Good suggestions, thank you.
Yeah this is a good question and one where I've put some focus myself. For my part I'd say I'm practical and try to gauge at a particular moment if I should offer advice or just shut up and listen. If unsure, I'll ask. For my partner, she usually jumps to advice, which I find off putting. In those situations I'll suggest we move on and kind of retreat to deal with my issues on my own. That might be toxic in its own way and denying her the chance to try something different, but we've been through this kind of thing enough times that I can only see disappointment on my end if I ask her for a different kind of support and she shuts down instead.
Hm. So she's offering advice (or to take action herself?), but her advice is no good?
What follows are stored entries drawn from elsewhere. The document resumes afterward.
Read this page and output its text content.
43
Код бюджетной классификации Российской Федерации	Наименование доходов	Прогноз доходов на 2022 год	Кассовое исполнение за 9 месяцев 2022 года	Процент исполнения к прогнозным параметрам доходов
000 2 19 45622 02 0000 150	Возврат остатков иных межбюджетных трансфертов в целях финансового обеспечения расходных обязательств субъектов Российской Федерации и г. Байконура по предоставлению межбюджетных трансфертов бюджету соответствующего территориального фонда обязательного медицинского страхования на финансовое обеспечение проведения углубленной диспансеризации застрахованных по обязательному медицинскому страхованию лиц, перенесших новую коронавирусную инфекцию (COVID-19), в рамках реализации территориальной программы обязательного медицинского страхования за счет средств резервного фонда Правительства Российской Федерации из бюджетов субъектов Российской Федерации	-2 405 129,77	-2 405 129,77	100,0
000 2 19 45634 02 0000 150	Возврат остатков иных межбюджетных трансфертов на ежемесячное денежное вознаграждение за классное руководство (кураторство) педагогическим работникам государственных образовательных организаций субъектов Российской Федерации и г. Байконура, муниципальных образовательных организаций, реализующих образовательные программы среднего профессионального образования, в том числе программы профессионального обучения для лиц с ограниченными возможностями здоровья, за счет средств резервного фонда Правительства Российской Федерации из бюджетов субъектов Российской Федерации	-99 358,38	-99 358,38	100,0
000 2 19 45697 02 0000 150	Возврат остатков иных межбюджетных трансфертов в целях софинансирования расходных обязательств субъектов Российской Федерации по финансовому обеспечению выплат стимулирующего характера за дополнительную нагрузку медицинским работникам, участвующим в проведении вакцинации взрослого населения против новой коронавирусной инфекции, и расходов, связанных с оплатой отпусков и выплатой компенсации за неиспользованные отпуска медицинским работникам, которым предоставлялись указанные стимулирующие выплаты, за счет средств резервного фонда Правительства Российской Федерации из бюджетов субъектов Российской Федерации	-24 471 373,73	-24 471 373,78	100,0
What do you actually want, material help from her or for her to listen and empathize for a while and sort of support you while you sort things out? Have you communicated that to her? Retreating might be a little toxic, but if neither of you does anything concretely different you'll just deepen the same groove of a hurtful dynamic and make it harder to change.
Also, Internet psychoanalysis is bunk but one thing that could be happening is you're so used to managing stuff yourself that you're hesitant to let another person have any steering input. Make sure she really is giving bad advice, because if she's trying her best to be helpful and you're reflexively pushing her away that's gonna feel really bad on her end.